Adonde eu moro / Where I live
tem o bloco dos filante/ There’s the bloco of the bummers
Que quase que a todo instante/ Who at almost every moment
um cigarro vem filar/ Come to bum a cigarette
E os danado vem bancando inteligente/ And the weasels even play the wise guy
Diz que tão com dô de dente/ Say they’ve got a toothache
que o cigarro faz passea/ That the cigarette relieves
Minha viola/ My guitar
Tá chorando com razão/ Is crying with reason
Por causa duma marvada/ On account of a no-good woman
Que roubou meu coração/ Who stole my heart
–Commentary —

In an effort to not let this site go dormant too long as I struggle through research and dissertation-writing, I’m going to try to try to keep posts briefer (or at least translate and write more quickly!) for the next year or two. I just heard this fun early composition by Noel Rosa on the amazing Radio Batuta app and thought it would be a good place to start. The composition is in the style of a northeastern embolada, a word that can literally be translated as “tangled” and refers to the quick tongue-tying declamation of improvised verses that characterizes the style (generally much faster than in this song); the rapid-fire poetic delivery in fact made its way into much of Rosa’s samba repertoire and is a key part of its enduring charm.

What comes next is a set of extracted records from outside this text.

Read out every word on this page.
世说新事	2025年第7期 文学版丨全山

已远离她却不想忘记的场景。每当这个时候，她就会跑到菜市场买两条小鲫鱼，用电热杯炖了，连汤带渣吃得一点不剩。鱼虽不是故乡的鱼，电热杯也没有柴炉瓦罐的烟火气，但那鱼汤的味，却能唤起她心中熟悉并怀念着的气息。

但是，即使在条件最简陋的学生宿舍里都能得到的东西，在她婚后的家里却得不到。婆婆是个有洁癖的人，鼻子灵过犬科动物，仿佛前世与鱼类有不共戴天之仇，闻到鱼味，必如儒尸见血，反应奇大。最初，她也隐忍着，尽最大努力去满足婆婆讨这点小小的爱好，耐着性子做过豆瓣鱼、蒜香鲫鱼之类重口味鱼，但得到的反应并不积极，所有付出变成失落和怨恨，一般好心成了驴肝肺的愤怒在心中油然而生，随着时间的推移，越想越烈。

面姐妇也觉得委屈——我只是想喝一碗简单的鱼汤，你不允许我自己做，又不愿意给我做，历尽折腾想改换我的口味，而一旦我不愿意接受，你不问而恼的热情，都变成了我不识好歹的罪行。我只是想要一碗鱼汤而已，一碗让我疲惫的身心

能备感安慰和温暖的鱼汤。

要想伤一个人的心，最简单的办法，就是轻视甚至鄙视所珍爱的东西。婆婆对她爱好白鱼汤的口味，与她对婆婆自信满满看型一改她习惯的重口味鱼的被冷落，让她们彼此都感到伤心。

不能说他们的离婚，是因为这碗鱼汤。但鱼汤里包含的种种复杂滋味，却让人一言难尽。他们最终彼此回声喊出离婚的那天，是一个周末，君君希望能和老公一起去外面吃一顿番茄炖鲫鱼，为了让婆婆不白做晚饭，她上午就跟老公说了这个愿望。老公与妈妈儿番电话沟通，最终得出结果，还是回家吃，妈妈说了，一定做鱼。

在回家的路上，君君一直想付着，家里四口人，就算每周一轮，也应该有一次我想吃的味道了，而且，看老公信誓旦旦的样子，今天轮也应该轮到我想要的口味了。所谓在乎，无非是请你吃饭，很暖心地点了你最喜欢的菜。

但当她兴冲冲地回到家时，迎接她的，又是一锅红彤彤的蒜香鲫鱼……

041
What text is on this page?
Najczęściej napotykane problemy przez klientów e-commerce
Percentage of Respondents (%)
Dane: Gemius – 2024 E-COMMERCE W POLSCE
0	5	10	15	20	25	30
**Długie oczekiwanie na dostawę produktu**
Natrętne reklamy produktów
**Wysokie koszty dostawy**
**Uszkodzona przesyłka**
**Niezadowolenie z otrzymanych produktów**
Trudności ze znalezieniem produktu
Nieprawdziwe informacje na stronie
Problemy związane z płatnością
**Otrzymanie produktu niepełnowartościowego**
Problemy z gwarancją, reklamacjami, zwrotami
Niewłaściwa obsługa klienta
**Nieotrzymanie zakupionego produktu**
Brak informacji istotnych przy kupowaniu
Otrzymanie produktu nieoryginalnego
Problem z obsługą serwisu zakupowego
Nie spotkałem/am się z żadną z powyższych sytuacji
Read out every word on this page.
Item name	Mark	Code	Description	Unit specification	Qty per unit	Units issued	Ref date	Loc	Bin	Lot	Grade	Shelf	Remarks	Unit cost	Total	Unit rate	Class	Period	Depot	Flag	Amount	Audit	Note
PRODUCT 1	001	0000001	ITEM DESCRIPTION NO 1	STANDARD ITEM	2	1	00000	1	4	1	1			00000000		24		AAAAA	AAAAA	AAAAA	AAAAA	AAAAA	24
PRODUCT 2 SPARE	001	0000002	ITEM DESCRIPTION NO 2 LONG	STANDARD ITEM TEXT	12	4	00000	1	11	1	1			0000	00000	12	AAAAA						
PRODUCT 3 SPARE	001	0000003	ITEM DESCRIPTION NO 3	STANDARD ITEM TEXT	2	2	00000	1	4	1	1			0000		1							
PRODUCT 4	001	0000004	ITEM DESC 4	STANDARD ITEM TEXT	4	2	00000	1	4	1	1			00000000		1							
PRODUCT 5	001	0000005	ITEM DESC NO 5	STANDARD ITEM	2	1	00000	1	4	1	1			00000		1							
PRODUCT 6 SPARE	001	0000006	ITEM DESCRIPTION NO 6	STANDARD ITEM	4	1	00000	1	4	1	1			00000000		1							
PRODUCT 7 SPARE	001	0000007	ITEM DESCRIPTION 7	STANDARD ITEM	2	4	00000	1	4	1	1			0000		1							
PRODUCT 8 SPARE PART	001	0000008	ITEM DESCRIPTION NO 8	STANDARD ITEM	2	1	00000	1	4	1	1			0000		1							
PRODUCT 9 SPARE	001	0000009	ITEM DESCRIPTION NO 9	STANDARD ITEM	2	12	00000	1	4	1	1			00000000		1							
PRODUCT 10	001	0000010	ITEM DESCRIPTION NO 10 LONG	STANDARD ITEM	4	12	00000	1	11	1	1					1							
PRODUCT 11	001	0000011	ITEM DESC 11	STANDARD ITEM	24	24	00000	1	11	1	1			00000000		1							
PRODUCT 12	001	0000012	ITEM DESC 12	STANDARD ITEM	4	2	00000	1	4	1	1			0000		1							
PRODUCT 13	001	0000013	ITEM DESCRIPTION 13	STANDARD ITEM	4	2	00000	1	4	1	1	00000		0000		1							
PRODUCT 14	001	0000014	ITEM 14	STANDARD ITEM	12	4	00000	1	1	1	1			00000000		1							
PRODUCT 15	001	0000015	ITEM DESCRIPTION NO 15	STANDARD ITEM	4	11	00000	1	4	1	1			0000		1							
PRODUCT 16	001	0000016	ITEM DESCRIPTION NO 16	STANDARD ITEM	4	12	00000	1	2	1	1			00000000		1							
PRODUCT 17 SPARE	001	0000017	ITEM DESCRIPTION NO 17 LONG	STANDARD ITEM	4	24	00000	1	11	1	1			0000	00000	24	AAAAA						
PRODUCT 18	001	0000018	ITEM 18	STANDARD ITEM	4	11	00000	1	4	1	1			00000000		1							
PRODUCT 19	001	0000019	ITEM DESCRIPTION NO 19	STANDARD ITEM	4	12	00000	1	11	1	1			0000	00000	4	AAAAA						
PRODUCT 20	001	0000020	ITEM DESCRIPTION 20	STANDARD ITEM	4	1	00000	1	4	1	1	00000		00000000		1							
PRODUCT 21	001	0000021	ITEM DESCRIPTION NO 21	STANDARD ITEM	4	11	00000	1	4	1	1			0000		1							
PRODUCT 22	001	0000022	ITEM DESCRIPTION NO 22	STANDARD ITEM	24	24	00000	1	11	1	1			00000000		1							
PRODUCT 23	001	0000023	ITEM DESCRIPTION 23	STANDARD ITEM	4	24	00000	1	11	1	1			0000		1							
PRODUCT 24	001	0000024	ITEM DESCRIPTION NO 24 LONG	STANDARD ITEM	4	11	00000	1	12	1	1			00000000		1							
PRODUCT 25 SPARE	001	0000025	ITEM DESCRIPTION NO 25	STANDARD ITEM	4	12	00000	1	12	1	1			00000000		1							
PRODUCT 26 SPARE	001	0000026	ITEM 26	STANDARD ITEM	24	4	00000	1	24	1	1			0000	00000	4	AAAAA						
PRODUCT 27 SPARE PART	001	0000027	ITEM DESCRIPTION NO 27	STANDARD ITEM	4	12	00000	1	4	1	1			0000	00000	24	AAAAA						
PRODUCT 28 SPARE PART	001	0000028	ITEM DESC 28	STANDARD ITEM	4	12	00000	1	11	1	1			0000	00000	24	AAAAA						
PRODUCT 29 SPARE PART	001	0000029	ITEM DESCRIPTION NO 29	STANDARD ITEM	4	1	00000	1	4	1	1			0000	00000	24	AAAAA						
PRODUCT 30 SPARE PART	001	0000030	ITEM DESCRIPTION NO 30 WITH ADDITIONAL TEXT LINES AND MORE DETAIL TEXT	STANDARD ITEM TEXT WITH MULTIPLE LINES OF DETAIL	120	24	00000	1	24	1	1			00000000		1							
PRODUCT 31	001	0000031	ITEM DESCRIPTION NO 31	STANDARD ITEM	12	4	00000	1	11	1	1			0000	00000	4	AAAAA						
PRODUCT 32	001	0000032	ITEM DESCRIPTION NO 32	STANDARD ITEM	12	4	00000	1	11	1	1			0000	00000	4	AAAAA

Northeastern folk music was a sort of exoticized fashion in Rio in the 1920s as Noel Rosa was getting his start. As João Máximo and Carlos Didier write in Noel Rosa: Uma biografia, northeastern popular street singers — cantadores, like the cantadô(r) referenced in the song — had emerged as a popular presence on Rio’s streets from the 1910s. João Pernambuco (João Teixeira Guimarães) became perhaps the best known, forming the Grupo de Caxangá with the likes of Pixinguinha and Donga. The group began parading in Carnival in 1914, fully decked out in northeastern-style garb and performing emboladas, côco and modinha sertaneja along with the samba and choro Pixinguinha and Donga are better known for. Later, when Pixinguinha and Donga formed the famous Os Oito Batutas band in 1919, they similarly adopted ersatz northeastern fashions. That band is best known for its role in popularizing samba and choro both abroad and at home, especially through their approximately seven-month stay in Paris in 1922, at the height of that city’s “negrophilia.” It was there that they scrapped their folksy northeastern act and shifted closer to jazz presentation style, differentiating themselves from their North American counterparts through their samba and choro performances.

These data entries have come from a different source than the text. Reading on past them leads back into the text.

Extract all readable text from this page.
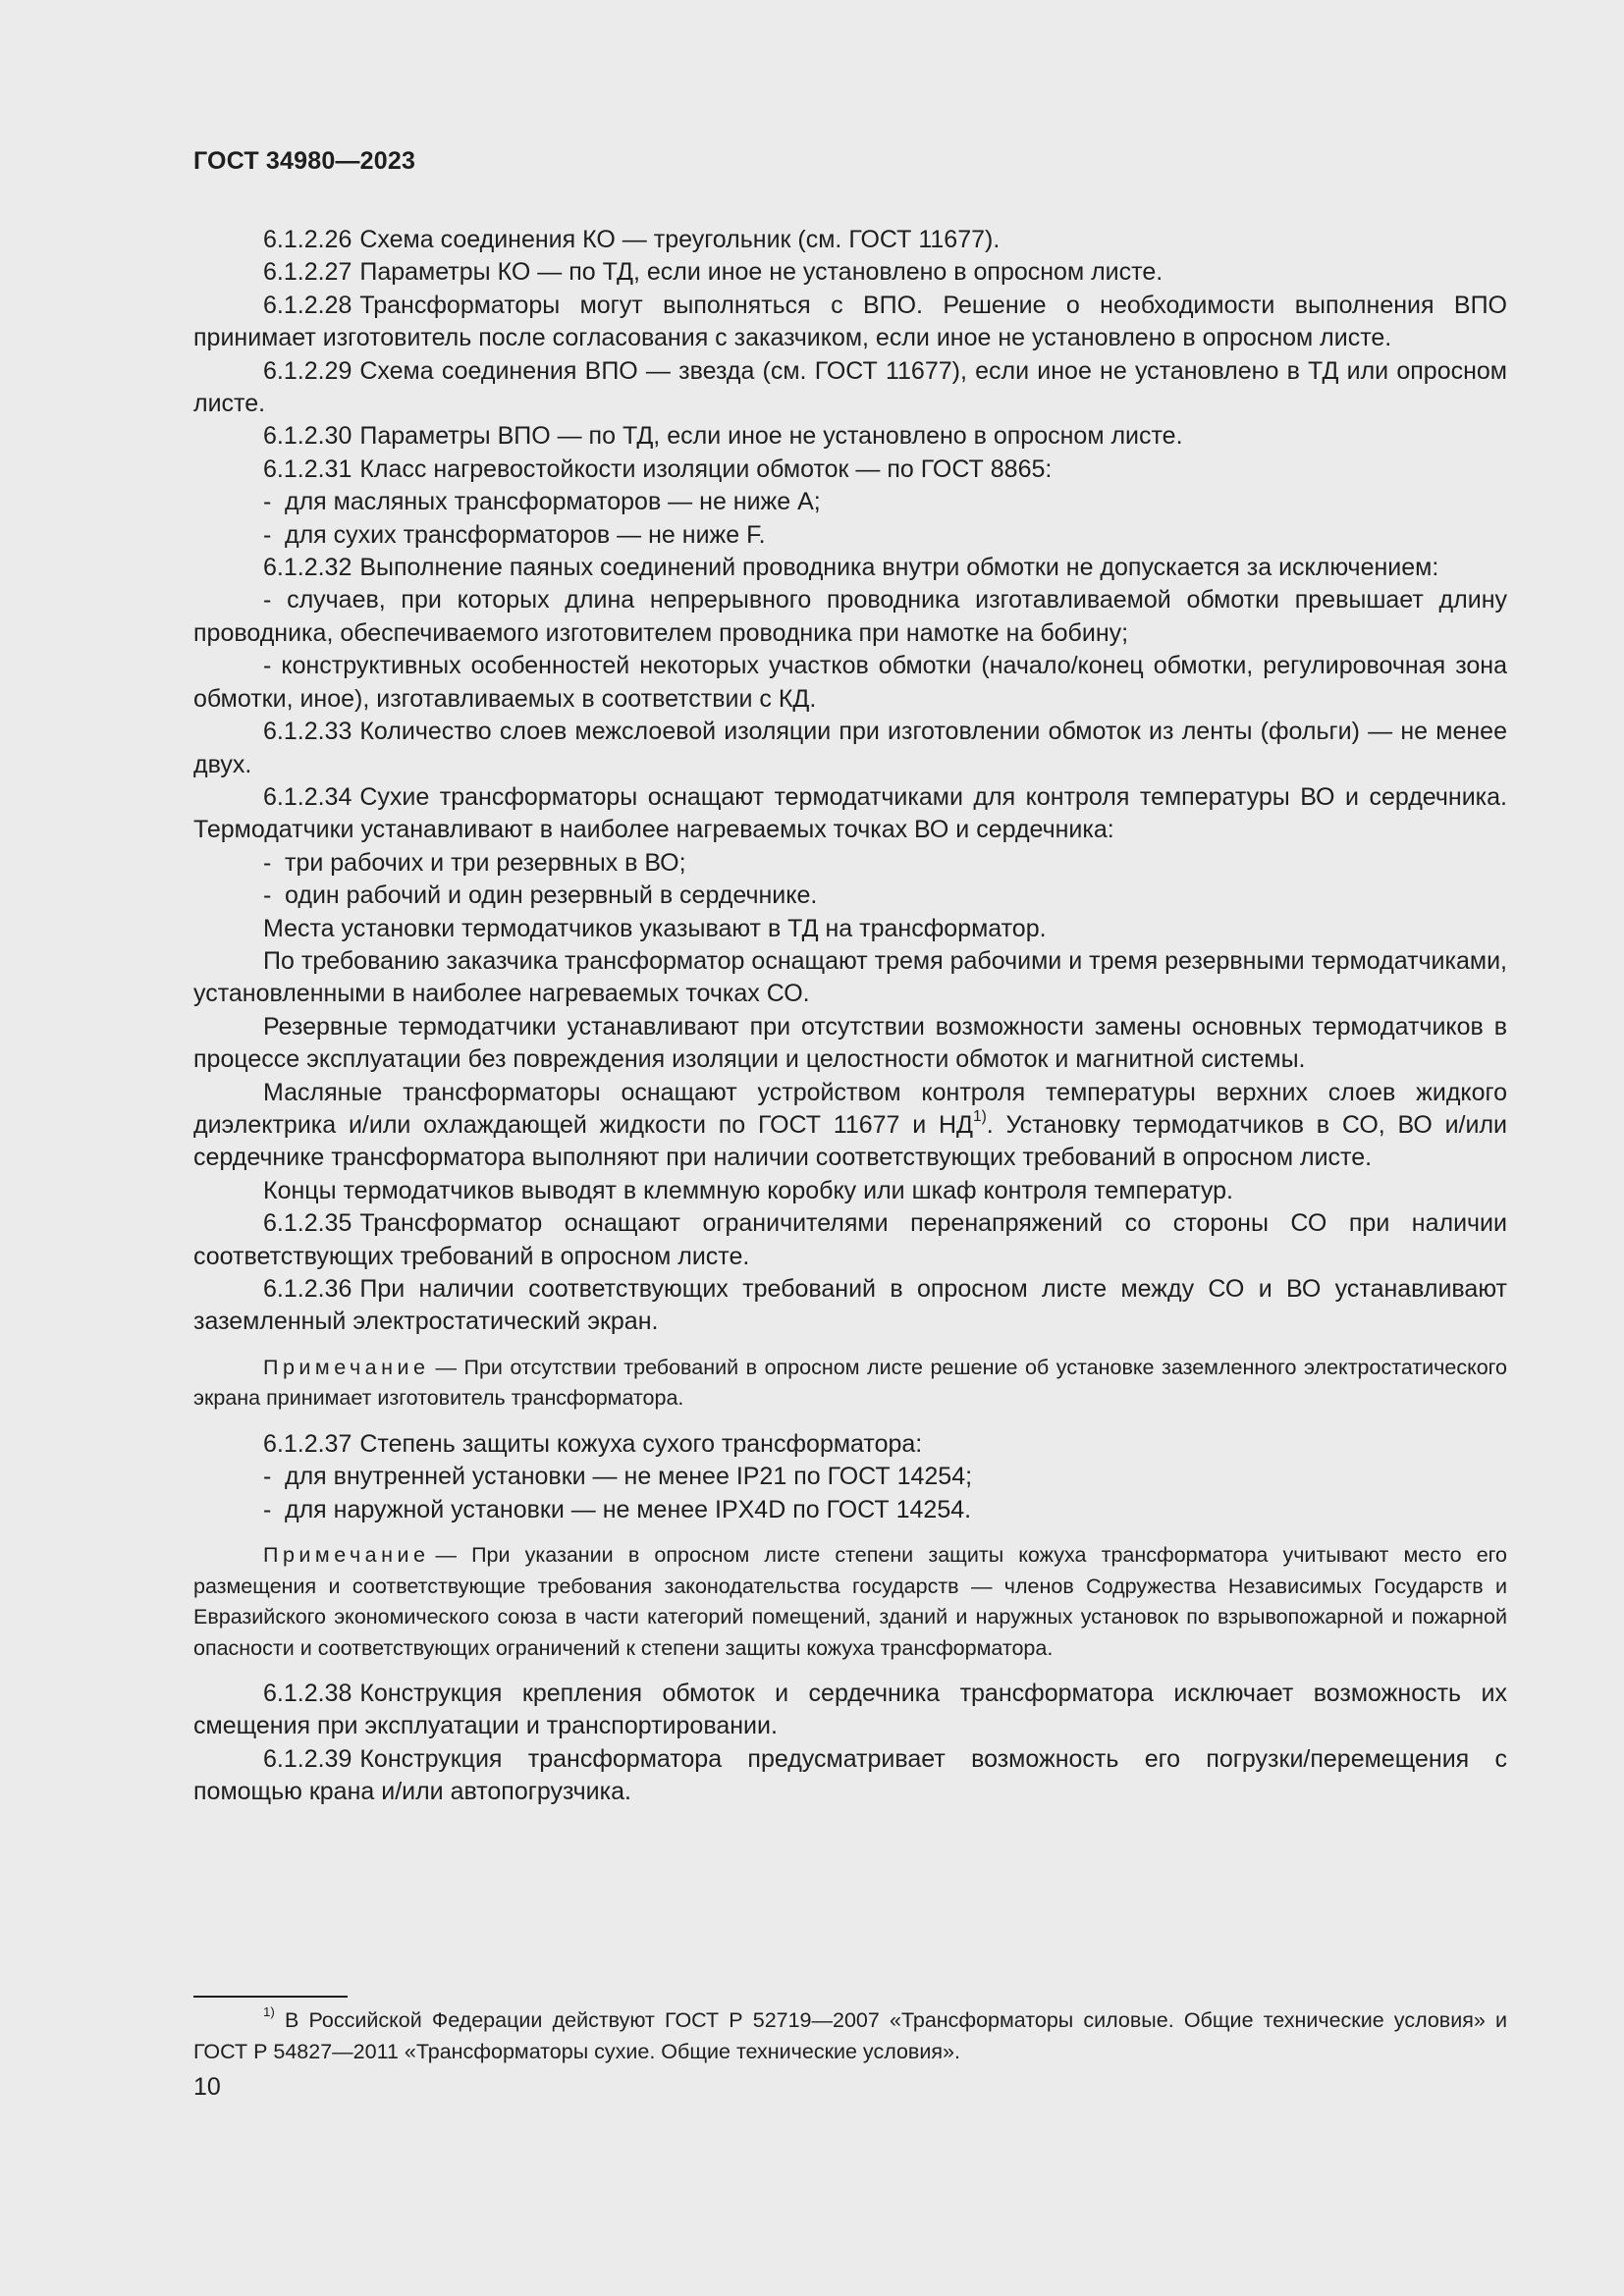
ГОСТ 34980—2023

6.1.2.26 Схема соединения КО — треугольник (см. ГОСТ 11677).

6.1.2.27 Параметры КО — по ТД, если иное не установлено в опросном листе.

6.1.2.28 Трансформаторы могут выполняться с ВПО. Решение о необходимости выполнения ВПО принимает изготовитель после согласования с заказчиком, если иное не установлено в опросном листе.

6.1.2.29 Схема соединения ВПО — звезда (см. ГОСТ 11677), если иное не установлено в ТД или опросном листе.

6.1.2.30 Параметры ВПО — по ТД, если иное не установлено в опросном листе.

6.1.2.31 Класс нагревостойкости изоляции обмоток — по ГОСТ 8865:

- для масляных трансформаторов — не ниже А;

- для сухих трансформаторов — не ниже F.

6.1.2.32 Выполнение паяных соединений проводника внутри обмотки не допускается за исключением:

- случаев, при которых длина непрерывного проводника изготавливаемой обмотки превышает длину проводника, обеспечиваемого изготовителем проводника при намотке на бобину;

- конструктивных особенностей некоторых участков обмотки (начало/конец обмотки, регулировочная зона обмотки, иное), изготавливаемых в соответствии с КД.

6.1.2.33 Количество слоев межслоевой изоляции при изготовлении обмоток из ленты (фольги) — не менее двух.

6.1.2.34 Сухие трансформаторы оснащают термодатчиками для контроля температуры ВО и сердечника. Термодатчики устанавливают в наиболее нагреваемых точках ВО и сердечника:

- три рабочих и три резервных в ВО;

- один рабочий и один резервный в сердечнике.

Места установки термодатчиков указывают в ТД на трансформатор.

По требованию заказчика трансформатор оснащают тремя рабочими и тремя резервными термодатчиками, установленными в наиболее нагреваемых точках СО.

Резервные термодатчики устанавливают при отсутствии возможности замены основных термодатчиков в процессе эксплуатации без повреждения изоляции и целостности обмоток и магнитной системы.

Масляные трансформаторы оснащают устройством контроля температуры верхних слоев жидкого диэлектрика и/или охлаждающей жидкости по ГОСТ 11677 и НД$^{1)}$. Установку термодатчиков в СО, ВО и/или сердечнике трансформатора выполняют при наличии соответствующих требований в опросном листе.

Концы термодатчиков выводят в клеммную коробку или шкаф контроля температур.

6.1.2.35 Трансформатор оснащают ограничителями перенапряжений со стороны СО при наличии соответствующих требований в опросном листе.

6.1.2.36 При наличии соответствующих требований в опросном листе между СО и ВО устанавливают заземленный электростатический экран.

Примечание — При отсутствии требований в опросном листе решение об установке заземленного электростатического экрана принимает изготовитель трансформатора.

6.1.2.37 Степень защиты кожуха сухого трансформатора:

- для внутренней установки — не менее IP21 по ГОСТ 14254;

- для наружной установки — не менее IPX4D по ГОСТ 14254.

Примечание — При указании в опросном листе степени защиты кожуха трансформатора учитывают место его размещения и соответствующие требования законодательства государств — членов Содружества Независимых Государств и Евразийского экономического союза в части категорий помещений, зданий и наружных установок по взрывопожарной и пожарной опасности и соответствующих ограничений к степени защиты кожуха трансформатора.

6.1.2.38 Конструкция крепления обмоток и сердечника трансформатора исключает возможность их смещения при эксплуатации и транспортировании.

6.1.2.39 Конструкция трансформатора предусматривает возможность его погрузки/перемещения с помощью крана и/или автопогрузчика.

$^{1)}$ В Российской Федерации действуют ГОСТ Р 52719—2007 «Трансформаторы силовые. Общие технические условия» и ГОСТ Р 54827—2011 «Трансформаторы сухие. Общие технические условия».
10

Rosa composed the song in the early days of Bando de Tangarás — the group he joined with Almirante, Henrique Brito, Braguinha, and Alvinho de Miranda Ribeiro, which lasted from 1929-34 and whose story you can find in this previous post — and the song, like the group, took inspiration from the northeastern fad. The lyrics adopt a folksy style of speech of Brazil’s rural popular classes, switching out the “l” for “r” (in marvada, for instance), cutting off final “r”s in words like “cantadô,” and using the singular subject with a plural article, as in “pras bola.”

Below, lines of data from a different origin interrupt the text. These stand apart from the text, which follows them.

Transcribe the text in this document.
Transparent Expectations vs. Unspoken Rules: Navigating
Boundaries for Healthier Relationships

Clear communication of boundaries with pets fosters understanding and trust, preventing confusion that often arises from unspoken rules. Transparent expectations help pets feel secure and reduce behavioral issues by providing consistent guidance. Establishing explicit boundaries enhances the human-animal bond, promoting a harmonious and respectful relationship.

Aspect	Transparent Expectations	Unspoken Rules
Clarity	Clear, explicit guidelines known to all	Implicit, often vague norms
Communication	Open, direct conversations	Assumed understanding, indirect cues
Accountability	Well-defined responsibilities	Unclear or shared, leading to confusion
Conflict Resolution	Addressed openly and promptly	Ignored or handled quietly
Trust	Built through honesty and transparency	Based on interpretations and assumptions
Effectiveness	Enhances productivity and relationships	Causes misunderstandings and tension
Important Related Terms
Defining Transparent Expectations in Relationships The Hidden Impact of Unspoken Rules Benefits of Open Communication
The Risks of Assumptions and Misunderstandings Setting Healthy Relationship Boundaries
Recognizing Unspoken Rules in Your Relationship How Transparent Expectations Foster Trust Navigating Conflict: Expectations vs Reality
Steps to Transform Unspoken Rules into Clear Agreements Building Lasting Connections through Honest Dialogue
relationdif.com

The song of course nonetheless represents an early example of Noel Rosa’s characteristic tongue-in-cheek style, with themes and turns of phrase that make it distinctly urban and carioca. These include the reference to Serge Voronoff: Voronoff was a Russian-French surgeon who was much the talk of the town in Rio in the 1920s and 30s. He was famous or notorious for grafting animal skins — often primate testicles — onto men as a purported rejuvenation technique. The doctor was in fact also lampooned in another popular song of the time, Lamartine Babo’s and João Rossi’s 1928 Carnaval marcha “Seu Voronoff“: “These days anyone/ Can be real strong, be a toughie/ Be agile like a goat/And have the soul of a monkey,” starts that song.
Main source for this post: Noel Rosa: uma biografia by João Máximo and Carlos Didier
This is wonderful. This schmuck in L.A. appreciates your dedication to this fascinating music, if that helps.